Gus MacFarlane, VP of Verisk Maplecroft in Calgary, Canada, said at PDAC mining clients were concerned about the type of data investors were relying on to inform investment decisions.
Different measurement methodologies, and ESG standards, produced divergent results, he said.
"It's essentially a Wild West out there at the moment.
"The rapid onset of market tension has created a demand for greater data standardisation, considering ESG scorecards still draw on fragmented data supplies.
"For instance, two identical mines in contrasting locales with the same water use should have entirely different ESG scores. A mine in the Atacama Desert of Chile, where there is acute water shortage, compared with the same operation in Ghana, where there's an oversupply, don't have divergent outcomes according to most current models. ESG does not yet account for contextualised situations like these adequately and that is a major problem," MacFarlane said.
"ESG investing tends to over-rely on historical group-level data, with an over-focus on harm."
MacFarlane said incentives for miners to compile ESG report cards that kept the investment community happy "might compromise the logic of the exercise".
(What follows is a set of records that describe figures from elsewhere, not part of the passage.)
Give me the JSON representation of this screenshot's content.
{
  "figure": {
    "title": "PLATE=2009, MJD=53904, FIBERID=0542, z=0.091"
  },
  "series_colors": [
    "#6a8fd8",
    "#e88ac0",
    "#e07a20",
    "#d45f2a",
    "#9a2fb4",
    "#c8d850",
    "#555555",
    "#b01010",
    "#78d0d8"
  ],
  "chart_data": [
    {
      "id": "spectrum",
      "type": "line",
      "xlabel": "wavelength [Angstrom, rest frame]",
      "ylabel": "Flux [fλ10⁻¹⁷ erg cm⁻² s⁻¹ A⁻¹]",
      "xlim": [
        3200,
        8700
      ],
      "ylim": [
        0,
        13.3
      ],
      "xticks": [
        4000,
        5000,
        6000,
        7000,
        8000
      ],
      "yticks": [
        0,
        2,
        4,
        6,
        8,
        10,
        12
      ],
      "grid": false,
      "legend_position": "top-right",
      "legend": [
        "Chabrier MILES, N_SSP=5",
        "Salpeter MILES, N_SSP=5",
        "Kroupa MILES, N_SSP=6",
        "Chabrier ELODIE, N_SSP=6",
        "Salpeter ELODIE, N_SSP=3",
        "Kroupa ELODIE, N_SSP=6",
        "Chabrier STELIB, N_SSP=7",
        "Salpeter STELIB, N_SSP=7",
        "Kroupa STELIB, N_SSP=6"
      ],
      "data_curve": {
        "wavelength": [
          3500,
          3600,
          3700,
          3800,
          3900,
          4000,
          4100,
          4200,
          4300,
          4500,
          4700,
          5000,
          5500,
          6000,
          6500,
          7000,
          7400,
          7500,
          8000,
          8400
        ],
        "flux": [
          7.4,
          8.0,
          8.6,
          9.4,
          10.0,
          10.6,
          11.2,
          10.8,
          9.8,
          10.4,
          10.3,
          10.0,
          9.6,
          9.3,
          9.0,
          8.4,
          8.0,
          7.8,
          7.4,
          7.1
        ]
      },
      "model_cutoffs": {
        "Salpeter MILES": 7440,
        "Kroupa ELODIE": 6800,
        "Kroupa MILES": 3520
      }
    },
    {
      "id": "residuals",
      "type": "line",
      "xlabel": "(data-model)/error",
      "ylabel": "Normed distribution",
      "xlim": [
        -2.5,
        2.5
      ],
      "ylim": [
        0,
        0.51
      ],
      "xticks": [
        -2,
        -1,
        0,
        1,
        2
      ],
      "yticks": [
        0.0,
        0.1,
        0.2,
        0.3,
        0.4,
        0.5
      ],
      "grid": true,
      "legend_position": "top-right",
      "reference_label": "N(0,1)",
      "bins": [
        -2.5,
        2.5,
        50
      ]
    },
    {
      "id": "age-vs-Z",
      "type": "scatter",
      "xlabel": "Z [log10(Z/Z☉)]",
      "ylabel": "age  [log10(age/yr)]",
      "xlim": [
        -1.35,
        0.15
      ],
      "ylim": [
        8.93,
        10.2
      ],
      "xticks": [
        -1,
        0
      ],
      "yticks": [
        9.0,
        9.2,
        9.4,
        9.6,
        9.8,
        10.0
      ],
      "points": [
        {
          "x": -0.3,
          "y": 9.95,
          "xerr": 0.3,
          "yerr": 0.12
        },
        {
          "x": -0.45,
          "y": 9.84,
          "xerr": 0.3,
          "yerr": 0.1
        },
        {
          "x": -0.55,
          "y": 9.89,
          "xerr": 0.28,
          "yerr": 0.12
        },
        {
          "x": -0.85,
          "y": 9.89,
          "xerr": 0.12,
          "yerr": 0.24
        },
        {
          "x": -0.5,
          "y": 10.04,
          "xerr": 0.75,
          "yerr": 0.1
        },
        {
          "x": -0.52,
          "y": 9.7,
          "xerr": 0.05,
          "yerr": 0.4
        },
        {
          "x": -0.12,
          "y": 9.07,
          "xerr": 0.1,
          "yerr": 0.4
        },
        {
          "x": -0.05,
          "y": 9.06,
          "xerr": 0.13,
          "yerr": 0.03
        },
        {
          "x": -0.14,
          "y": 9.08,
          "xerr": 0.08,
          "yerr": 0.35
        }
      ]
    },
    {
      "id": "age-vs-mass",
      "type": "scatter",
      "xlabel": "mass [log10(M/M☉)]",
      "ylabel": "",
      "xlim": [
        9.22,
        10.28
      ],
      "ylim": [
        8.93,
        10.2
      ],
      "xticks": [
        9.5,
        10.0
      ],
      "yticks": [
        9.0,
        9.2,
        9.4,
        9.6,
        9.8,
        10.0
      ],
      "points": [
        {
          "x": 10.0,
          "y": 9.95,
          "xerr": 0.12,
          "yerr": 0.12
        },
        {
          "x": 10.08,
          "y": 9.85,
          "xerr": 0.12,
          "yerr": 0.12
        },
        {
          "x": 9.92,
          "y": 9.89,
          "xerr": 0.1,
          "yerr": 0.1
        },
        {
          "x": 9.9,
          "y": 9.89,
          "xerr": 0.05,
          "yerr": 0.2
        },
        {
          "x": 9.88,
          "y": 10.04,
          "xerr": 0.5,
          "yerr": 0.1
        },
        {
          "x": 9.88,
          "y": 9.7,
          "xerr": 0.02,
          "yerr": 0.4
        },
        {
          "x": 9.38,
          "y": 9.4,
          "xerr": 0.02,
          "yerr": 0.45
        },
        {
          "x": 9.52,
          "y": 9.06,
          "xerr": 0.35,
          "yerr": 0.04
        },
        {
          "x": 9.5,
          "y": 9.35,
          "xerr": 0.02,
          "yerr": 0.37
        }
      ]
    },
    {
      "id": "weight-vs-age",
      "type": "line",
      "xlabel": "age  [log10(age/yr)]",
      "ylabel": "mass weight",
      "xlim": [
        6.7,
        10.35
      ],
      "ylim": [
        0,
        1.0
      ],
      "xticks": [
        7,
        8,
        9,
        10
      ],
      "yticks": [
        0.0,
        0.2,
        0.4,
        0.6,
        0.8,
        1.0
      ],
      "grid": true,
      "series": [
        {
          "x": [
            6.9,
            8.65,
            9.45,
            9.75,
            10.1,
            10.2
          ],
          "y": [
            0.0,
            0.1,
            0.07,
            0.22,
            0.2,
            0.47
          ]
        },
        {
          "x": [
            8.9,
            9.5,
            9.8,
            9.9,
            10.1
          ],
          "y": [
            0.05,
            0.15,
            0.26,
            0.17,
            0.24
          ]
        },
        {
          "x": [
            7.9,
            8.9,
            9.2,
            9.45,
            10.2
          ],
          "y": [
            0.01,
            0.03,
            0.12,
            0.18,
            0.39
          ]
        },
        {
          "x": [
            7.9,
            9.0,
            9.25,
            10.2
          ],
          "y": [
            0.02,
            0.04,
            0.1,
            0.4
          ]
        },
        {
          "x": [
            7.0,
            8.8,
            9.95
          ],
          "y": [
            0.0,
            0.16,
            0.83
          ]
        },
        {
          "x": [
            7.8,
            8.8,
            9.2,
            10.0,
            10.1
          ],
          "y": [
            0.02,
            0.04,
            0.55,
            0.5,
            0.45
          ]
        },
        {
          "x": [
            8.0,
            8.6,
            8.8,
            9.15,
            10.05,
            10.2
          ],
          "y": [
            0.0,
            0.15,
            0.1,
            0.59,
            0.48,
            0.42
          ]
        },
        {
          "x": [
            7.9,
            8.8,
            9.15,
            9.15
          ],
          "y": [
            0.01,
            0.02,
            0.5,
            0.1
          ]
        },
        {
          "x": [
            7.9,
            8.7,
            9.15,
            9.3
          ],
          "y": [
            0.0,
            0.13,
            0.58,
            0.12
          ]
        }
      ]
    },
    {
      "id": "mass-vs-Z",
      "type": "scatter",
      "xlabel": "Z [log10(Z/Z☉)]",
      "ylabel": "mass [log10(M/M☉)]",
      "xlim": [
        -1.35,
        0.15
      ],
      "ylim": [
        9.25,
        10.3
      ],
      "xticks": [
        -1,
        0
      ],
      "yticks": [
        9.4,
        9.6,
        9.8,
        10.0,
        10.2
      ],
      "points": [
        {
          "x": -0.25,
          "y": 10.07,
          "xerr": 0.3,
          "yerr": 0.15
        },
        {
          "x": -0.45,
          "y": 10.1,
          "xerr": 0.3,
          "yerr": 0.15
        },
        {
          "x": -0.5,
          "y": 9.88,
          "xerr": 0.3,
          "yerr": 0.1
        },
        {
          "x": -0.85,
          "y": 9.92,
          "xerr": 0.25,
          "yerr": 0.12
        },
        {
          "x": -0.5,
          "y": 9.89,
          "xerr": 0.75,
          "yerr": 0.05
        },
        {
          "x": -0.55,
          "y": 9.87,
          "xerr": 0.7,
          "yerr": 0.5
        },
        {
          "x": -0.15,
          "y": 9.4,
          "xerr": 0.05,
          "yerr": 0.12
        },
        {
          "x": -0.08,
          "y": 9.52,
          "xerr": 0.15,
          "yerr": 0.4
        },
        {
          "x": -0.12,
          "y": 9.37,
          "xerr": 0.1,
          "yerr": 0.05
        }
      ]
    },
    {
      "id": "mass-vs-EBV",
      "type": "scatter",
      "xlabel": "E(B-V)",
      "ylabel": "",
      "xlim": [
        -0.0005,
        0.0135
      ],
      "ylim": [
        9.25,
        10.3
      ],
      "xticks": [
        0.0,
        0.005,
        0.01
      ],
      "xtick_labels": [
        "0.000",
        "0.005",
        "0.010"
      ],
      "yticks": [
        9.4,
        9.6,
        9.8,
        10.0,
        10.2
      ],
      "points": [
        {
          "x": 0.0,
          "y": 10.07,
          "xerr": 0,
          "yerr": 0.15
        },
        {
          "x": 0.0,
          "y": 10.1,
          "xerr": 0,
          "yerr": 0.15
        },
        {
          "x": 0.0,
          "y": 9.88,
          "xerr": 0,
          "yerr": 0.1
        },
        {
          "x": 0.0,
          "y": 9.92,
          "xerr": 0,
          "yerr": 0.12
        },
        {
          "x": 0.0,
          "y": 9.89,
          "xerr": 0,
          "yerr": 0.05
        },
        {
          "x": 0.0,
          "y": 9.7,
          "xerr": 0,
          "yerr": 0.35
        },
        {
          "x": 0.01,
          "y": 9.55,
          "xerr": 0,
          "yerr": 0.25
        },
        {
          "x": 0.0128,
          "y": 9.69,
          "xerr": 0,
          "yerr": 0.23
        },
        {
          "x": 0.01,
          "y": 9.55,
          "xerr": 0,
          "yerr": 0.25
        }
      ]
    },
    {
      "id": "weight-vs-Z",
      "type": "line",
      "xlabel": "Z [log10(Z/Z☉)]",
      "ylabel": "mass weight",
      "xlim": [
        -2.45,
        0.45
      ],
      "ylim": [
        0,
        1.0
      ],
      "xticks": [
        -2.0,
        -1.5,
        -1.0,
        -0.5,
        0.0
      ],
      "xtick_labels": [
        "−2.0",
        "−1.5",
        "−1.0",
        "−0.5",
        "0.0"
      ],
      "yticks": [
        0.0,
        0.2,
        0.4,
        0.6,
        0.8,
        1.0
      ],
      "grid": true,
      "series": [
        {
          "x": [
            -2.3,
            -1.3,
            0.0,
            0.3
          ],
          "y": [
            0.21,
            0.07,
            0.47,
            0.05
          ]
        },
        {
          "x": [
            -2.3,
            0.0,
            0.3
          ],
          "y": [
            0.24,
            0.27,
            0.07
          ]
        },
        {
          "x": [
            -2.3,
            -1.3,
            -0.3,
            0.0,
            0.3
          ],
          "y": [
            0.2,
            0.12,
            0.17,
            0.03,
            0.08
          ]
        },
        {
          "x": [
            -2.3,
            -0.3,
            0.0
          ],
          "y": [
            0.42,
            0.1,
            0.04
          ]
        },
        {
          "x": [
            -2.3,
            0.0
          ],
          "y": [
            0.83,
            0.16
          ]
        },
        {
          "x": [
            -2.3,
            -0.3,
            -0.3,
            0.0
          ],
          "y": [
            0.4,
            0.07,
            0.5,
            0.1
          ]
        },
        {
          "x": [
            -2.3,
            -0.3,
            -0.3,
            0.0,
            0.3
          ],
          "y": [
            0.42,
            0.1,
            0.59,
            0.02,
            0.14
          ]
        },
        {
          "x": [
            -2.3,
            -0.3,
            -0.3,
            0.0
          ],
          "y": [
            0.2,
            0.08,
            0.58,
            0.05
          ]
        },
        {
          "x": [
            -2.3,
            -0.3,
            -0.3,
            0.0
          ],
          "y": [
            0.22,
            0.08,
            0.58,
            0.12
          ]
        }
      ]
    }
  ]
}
"These result in ESG outcomes that entail inefficient market data, assessment divergence, an obscuring of ESG impact risks, limited insight into net outcomes and an inability to anticipate major failures," he said.
There was no sign of a tailings dam burst, or the risks to people and property, in Vale's Brumadinho ESG reporting, for example.
"What other risks are there the data is not picking up?" MacFarlane said.
Verisk Maplecroft has been collaborating with Wood Mackenzie to develop a better ESG modelling method with greater focus on a company's management approach, outcomes and, critically, context.
"This is how we arrived at a holistic ESG assessment. It can offer investors greater richness of information in assessing companies along contextualised measures," MacFarlane said.
He said investors were increasingly asking for site-level, sub-national data, beyond a group-level view. "Group-level reporting is the norm, but it is slowly changing, since disclosure assessment frameworks focus on improved granularity.
"What's the middle ground between raw data and ESG ratings methodologies? The story still needs to be told," he said. "It's about going beyond the bilateral data exchange."
Major US investment group Blackrock, with US$7 trillion of assets under management, has accelerated ESG investing in mining, with significant implications for resource companies. To date, about 2,372 entities have signed on to the UN Principles for Responsible Investment, founded in 2006, representing $86 trillion of assets under management.
The PRI was the first real effort to create a strategy and principles to incorporate ESG factors into investment decisions and active ownership. At its core, it was meant to create an economically efficient, sustainable global financial system that could sustain long-term value creation, said Ani Markova, a director for both SilverCrest Metals and Golden Star Resources.
"Such a system could ultimately be rewarding in the long-term, fostering responsible investment trends for the benefit of greater society."